Butterfly
Arco I
Caminhos Distantes
01 – Inicio.
Edo, 17 de Março de 1636
Penisula de Shimabara, Japão
Mas você é aquele amor que vai além da vida, além de qualquer pensamento cruel e duvidoso, além de qualquer sentimento já sentido e além de qualquer palavra já dita.
- Yukimura Toushirou -
Arregalou os olhos ao avistar a coluna de fumaça escura que seguia rumo aos céus. Acelerou os passos, as sandálias de madeira ecoando em um som distante cada vez que chocavam-se contra a estrada de terra batida que levava ao começo do pequeno vilarejo, mais a frente a cidade se mostrava grandiosa e rica, e por fim o grande castelo do daimio; mas sua atenção ainda fixava-se nas chamas escassas que chamavam a atenção para onde, um dia, houve uma residência mediana simples. Cessou os passos, as pernas bambeavam no mais puro temor, o coração acelerava quase pulando da caixa torácica, e o homem de cabelos albinos quase podia sentir o deja'vu diante daquela cena.
Apressou novamente os passos, cruzando a entrada destruída em poucos segundos. O fogo ainda tinha alguma presença no interior da residência, a fumaça ainda fazia-se presente junto ao fedor de carne queimada.

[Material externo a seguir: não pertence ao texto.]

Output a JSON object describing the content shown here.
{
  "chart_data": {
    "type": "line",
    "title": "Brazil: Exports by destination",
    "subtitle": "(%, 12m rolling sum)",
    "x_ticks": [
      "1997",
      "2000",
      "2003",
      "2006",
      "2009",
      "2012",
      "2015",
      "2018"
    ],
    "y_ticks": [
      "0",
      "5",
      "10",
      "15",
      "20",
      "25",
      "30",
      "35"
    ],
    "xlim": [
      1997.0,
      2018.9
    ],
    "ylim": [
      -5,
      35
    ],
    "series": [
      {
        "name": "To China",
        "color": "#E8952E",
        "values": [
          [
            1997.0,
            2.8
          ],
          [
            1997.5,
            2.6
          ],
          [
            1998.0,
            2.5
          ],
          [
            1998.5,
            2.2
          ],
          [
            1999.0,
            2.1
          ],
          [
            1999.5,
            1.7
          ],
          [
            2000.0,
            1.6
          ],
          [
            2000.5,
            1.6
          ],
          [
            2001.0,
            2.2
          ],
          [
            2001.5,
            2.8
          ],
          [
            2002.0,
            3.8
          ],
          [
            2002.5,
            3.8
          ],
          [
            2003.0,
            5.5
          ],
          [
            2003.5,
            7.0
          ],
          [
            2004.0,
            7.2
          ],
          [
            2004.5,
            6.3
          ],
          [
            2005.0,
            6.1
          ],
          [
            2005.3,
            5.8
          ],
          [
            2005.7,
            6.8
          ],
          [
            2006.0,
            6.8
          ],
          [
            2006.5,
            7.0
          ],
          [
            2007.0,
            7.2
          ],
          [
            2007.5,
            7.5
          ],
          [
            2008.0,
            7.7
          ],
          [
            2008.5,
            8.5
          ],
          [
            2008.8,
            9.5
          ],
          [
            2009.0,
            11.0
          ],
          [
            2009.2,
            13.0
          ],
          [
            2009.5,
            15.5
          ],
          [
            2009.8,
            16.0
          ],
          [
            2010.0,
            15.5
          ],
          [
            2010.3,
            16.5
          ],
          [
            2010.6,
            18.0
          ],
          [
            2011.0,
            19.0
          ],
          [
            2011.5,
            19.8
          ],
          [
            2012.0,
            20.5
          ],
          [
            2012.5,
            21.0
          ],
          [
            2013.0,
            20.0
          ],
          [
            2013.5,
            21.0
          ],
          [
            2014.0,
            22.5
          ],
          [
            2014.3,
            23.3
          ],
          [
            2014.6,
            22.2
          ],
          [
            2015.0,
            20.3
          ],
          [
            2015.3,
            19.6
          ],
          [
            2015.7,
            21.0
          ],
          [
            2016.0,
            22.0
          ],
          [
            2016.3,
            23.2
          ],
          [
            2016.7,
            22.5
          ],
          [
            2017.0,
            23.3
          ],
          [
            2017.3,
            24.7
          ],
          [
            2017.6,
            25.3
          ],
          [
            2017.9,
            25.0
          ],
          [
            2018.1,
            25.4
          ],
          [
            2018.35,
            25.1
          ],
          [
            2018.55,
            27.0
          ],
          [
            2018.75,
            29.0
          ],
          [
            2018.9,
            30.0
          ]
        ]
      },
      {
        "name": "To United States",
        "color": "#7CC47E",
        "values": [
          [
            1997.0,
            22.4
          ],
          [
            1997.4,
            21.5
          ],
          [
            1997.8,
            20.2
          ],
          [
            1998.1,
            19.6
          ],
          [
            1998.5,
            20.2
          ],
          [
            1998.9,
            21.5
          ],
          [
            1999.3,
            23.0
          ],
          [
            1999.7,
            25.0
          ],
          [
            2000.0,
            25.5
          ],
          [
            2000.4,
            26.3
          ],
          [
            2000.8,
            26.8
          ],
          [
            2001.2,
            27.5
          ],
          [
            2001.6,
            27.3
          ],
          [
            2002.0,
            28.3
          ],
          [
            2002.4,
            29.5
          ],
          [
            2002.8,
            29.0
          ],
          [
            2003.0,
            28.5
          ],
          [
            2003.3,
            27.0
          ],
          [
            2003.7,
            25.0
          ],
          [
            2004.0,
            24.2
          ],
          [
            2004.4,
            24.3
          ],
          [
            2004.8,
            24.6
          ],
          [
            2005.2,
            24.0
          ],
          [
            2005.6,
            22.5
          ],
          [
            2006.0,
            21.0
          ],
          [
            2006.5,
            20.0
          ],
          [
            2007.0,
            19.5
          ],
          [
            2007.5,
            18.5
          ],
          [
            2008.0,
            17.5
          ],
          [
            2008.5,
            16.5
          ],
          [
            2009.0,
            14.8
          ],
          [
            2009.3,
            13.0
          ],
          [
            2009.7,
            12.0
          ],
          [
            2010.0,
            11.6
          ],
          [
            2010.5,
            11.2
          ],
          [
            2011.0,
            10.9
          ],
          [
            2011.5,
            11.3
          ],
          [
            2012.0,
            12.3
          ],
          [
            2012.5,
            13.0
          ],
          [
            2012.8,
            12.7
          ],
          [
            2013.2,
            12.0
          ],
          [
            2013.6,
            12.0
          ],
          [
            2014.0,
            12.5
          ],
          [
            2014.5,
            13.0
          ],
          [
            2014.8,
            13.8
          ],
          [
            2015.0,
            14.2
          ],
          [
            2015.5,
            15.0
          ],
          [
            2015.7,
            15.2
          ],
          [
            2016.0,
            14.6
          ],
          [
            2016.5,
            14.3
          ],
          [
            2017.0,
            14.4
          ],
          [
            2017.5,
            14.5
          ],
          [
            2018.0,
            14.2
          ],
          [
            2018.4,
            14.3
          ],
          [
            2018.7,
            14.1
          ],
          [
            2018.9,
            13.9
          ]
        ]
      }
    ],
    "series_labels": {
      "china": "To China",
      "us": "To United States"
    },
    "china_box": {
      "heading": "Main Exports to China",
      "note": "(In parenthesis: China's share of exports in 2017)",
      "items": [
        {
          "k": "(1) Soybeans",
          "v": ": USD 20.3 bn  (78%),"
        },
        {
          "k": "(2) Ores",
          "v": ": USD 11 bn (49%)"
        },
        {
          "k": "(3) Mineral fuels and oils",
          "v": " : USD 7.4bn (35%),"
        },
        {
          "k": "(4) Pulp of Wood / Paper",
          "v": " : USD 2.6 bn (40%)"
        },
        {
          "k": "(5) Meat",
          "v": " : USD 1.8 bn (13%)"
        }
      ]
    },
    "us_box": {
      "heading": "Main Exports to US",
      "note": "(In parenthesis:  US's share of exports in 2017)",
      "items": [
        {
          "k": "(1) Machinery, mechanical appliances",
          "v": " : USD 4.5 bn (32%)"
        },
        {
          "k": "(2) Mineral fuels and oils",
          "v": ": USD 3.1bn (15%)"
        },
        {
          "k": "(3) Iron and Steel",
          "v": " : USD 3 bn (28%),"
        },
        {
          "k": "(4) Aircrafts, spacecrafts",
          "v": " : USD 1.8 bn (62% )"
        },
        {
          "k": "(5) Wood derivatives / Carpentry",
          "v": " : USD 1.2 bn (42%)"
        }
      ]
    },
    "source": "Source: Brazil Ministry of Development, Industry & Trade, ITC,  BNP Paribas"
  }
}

Não havia probabilidade de todos os residentes terem sobrevivido, mas não queria acreditar nisso, não podia. Seria doloroso demais perdê-la da mesma forma como perdera a própria família.
E ao aproximar-se com passos lentos e hesitantes de onde um dia houve uma escada de madeira – esta agora reduzida a escombros queimados e fumegantes – pode ouvir um som, um gemido dolorido e sem fôlego. Apressou-se ao avistar os retalhos de uma yukata azul clara manchada de fuligem e sangue; e ao retirar os escombros que encobriam o corpo pode, enfim, avista-la. Havia sangue manchando suas vestes, este sendo muito mais do que o homem esperava, uma katana era empunhada pela mão esquerda que estava presa sob um grande tronco de madeira, a lamina manchada de carmim quase fizera o albino sorrir ao concluir que quem quer que tenha feito tudo aquilo não saíra ileso, mas a realidade voltava diante do sangue que escorria dos lábios da moça cujos cabelos cor de noite embolavam-se com o sangue que se acumulava abaixo de si.

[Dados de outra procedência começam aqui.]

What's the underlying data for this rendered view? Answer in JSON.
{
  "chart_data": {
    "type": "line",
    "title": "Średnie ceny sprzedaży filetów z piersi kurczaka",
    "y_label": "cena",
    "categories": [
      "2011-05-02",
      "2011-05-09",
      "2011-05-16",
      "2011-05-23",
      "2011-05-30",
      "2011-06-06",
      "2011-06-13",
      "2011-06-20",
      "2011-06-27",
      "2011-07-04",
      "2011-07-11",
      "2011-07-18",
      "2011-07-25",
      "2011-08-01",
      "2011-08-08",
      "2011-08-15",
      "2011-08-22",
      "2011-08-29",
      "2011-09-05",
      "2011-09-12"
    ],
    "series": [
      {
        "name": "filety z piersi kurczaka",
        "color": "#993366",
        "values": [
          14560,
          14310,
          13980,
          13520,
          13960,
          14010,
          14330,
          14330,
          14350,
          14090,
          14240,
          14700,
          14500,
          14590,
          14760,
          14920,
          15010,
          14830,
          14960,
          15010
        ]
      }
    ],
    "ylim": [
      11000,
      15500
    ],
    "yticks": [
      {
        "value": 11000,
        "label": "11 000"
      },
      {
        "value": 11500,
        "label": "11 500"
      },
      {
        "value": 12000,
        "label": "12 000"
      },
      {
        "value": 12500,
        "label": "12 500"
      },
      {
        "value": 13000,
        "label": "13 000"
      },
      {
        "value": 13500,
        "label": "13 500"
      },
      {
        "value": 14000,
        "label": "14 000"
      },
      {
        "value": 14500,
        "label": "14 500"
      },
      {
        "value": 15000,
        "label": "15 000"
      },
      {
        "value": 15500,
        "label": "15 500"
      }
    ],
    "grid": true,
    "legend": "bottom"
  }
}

Ajoelhou-se, os olhos de esmeralda chorando pela mulher que já dava indícios do fim. Amava-a tanto quanto se podia por em palavras, mas agora estava perdendo-a.

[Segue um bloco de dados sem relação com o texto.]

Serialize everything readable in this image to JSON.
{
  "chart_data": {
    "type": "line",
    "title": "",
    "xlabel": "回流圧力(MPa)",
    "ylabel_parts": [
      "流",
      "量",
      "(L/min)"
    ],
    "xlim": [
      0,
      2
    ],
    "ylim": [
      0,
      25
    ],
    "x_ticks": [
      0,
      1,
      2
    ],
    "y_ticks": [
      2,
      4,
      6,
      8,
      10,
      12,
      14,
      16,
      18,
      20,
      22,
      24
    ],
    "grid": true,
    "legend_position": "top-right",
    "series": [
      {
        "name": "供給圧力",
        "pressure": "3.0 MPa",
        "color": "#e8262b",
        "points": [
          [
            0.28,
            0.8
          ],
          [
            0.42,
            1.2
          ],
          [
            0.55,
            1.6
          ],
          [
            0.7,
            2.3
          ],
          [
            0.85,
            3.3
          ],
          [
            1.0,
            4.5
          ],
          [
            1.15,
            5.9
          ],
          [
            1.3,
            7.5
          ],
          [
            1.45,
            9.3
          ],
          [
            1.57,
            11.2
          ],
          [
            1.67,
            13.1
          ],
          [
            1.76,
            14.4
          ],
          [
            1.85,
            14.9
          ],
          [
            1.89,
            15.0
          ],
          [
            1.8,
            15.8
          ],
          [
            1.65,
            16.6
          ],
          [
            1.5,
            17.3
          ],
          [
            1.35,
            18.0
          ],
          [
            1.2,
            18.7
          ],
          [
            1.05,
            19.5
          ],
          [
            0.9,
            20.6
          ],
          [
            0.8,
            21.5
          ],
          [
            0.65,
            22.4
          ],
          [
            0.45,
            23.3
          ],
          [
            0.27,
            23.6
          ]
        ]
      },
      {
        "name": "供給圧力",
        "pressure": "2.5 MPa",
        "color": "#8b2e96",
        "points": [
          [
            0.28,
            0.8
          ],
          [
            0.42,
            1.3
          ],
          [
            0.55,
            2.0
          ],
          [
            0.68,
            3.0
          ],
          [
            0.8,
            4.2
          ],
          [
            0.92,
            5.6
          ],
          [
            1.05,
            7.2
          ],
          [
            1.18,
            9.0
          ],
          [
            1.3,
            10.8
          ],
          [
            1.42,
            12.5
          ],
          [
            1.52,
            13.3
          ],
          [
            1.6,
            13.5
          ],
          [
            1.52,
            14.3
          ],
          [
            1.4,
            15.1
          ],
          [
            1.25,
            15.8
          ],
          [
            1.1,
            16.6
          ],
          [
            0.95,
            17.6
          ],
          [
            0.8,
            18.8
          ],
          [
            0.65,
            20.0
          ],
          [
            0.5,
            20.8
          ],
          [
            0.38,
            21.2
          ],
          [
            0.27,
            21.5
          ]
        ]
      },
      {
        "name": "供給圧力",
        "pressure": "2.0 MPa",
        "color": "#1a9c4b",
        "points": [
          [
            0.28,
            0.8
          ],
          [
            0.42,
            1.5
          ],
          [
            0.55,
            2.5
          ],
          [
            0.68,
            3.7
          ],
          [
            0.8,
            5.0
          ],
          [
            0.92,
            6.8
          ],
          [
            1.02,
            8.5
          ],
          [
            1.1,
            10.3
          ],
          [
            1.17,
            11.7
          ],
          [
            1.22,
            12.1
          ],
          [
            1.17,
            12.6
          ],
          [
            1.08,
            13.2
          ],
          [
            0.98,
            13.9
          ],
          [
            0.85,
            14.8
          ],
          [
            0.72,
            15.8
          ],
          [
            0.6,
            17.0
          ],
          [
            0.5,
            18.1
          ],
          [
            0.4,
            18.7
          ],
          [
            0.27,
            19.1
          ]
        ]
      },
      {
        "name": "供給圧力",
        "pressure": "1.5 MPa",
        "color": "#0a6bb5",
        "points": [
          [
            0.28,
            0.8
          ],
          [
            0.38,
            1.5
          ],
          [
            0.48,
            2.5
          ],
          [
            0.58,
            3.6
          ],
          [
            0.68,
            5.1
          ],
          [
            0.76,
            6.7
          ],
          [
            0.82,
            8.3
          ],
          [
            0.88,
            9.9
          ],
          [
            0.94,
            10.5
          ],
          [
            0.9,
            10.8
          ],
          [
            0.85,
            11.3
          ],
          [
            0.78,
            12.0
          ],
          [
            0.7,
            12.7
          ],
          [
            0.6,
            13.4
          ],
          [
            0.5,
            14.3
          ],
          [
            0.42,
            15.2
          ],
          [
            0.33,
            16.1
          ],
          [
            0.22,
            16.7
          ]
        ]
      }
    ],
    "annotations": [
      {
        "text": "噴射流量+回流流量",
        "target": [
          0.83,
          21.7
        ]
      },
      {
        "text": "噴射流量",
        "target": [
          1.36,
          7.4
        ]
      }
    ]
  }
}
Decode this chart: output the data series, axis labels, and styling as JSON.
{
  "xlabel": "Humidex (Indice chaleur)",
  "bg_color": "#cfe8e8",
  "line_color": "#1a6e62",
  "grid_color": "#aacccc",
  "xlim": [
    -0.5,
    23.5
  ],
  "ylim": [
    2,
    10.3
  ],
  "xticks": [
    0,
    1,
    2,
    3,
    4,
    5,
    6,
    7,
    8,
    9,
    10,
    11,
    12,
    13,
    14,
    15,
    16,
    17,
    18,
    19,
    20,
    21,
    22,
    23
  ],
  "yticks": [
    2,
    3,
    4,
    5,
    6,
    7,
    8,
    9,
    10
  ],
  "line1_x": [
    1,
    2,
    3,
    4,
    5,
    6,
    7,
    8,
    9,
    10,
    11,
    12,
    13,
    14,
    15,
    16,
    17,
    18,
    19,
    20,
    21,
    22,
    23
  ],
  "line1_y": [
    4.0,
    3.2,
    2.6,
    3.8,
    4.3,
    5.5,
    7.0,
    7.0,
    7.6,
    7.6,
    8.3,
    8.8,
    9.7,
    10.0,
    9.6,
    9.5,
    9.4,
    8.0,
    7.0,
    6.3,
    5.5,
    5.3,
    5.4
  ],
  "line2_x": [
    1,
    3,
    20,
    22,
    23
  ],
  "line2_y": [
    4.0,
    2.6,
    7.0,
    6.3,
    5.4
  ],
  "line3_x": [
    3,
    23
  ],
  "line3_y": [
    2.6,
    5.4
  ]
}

- Karin... – o sussurro que atravessara seus lábios fora tão dolorido e desolador que mal reconheceu a própria voz em meio ao embargo. E ela sorriu para aquilo, nunca imaginou vê-lo daquela forma, sofrendo. Mesmo que doesse em si, de alguma forma sentia-se lisonjeada por ser o motivo do sofrimento daquele homem tão frio e distante, o mesmo que lhe prometeu uma vida de amor e felicidade; e ele lhe dera isso e muito mais, mais do que ela julgava merecer.
- Toushirou... – o sussurro viera num movimentar dos lábios sangrentos da morena, a morte já estava a espreita, ela sentia da mesma forma que sentia o calor gélido das mãos de seu amante, seu marido, seu doce e único amor que a envolvia num abraço pesaroso e com tanto cuidado quanto o que teve consigo durante os anos em que viveram juntos. Seus olhares se cruzaram uma última vez e ele nunca amou tanto aquelas safiras quanto naquele momento em que elas despedia-se de si. – Koishiteru... – o murmúrio encoberto pelo crepitar das poucas chamas restantes fora o golpe final para o albino, cujas lágrimas livres despediam-se da alma que partia.
- Koishiteru... – respondeu rouco, aos soluços, agarrando-se ao corpo morto da mulher que tanto amava; vingá-la-ia, o faria mesmo que fosse seu último ato em vida, jurou sob o sangue da amada.
E então a chuva veio fria tal como o coração despedaçado do samurai de cabelos cor de neve, Yukimura Toushirou; e junto às gotas gélidas da garoa, uma silenciosa profecia se enredava no tempo.